The fifth season of The X-Files, spanning from 1997 to 1998, marked the absolute zenith of the show’s popularity, when it put up the best average ratings in its history. Everybody seemed to want a piece of its action; even William Gibson and Stephen King submitted scripts that season.

As we learned in an earlier article, The X-Files was always two shows in one. One show consisted of the “mythology” episodes: a heavily serialized, ever more convoluted tale of extraterrestrial interference in the affairs of humans and a myriad of conspiracies deriving therefrom, in which the stakes were, it had by now been revealed, positively apocalyptic in scope, involving alien plans to exterminate the human race and repopulate the planet with their own kind. The other show consisted of one-off “monster of the week” episodes, which were freer to go to unexpected places in terms of form and content and to not always take themselves so darn seriously. The hardcore X-Files fandom that had sustained the show through its first couple of seasons had been built on the back of the first type of episode, and this was still the type that got the most attention even in the glossy mainstream press. Yet there’s a strong critical consensus today — a consensus with which I heartily agree — that almost all of the most enduring episodes are actually of the “monster of the week” sort.
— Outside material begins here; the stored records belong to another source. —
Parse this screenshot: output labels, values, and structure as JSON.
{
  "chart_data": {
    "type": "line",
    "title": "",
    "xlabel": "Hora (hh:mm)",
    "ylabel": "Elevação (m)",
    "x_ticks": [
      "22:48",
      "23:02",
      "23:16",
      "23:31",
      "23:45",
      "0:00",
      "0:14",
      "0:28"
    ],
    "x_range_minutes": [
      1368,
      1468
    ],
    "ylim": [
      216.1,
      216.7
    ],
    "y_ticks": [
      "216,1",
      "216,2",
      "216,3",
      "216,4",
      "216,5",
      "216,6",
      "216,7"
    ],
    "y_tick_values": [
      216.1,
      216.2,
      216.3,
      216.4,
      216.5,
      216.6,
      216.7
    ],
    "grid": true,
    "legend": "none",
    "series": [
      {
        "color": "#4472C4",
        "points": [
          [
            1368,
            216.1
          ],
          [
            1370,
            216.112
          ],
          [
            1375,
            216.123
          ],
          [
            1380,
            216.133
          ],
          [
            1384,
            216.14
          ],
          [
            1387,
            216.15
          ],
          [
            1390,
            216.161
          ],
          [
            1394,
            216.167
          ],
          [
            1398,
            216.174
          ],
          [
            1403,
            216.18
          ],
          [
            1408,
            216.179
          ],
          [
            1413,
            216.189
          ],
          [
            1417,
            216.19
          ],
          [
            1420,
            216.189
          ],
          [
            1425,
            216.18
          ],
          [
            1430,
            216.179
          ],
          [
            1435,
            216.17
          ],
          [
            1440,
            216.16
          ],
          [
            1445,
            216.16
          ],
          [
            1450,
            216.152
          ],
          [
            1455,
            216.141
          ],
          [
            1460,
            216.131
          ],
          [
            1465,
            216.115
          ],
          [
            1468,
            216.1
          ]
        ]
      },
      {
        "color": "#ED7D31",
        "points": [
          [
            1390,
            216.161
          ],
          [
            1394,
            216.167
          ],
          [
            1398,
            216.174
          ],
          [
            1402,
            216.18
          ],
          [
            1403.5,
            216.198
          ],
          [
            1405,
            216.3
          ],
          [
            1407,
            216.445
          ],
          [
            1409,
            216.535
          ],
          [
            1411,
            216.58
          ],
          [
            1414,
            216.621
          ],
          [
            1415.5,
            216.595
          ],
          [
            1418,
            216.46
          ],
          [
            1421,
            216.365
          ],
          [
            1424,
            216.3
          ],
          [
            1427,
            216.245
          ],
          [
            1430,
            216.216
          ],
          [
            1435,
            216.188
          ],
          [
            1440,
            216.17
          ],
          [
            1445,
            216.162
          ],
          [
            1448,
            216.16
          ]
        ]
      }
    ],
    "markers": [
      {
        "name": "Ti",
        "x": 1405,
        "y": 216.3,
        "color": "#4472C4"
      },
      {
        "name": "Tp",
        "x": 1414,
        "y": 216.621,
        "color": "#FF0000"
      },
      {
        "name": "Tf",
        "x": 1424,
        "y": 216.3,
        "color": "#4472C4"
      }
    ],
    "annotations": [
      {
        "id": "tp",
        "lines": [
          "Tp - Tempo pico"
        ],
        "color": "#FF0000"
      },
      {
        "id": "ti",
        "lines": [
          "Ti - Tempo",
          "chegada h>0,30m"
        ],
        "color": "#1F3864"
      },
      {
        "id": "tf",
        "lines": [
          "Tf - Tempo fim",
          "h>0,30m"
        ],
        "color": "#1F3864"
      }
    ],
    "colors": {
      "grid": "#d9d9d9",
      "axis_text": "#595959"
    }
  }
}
It was and is almost impossible to reconcile the coexistence of the two types of episode in the same fictional universe. Doing so demands that we accept that Mulder and Scully periodically decide to take a holiday from saving humanity from extinction in order to check up on rumors of Yet Another Freaky Serial Killer in Podunk, Idaho. The creators themselves were by no means unaware of the cognitive dissonance. One argument they deployed in response was a plea to treat Mulder and Scully like Superman, Nancy Drew, or Kirk and Spock had once been treated: as characters who simply have adventures in the abstract, without sweating the details of chronology. “Who knows in what order the fictional lives of Mulder and Scully take place?” said producer-director Rob Bowman. “We never said that that was week two and this is week three in their lives. We are just saying that this is episode two and this is episode three and it happened whenever.” Such hand-waving may have been thoroughly out of step with obsessive X-Files fandom, but it does indeed seem like the most satisfying way to approach the series today, not least because it allows us to appreciate the best of the standalone episodes as the little self-contained marvels they are.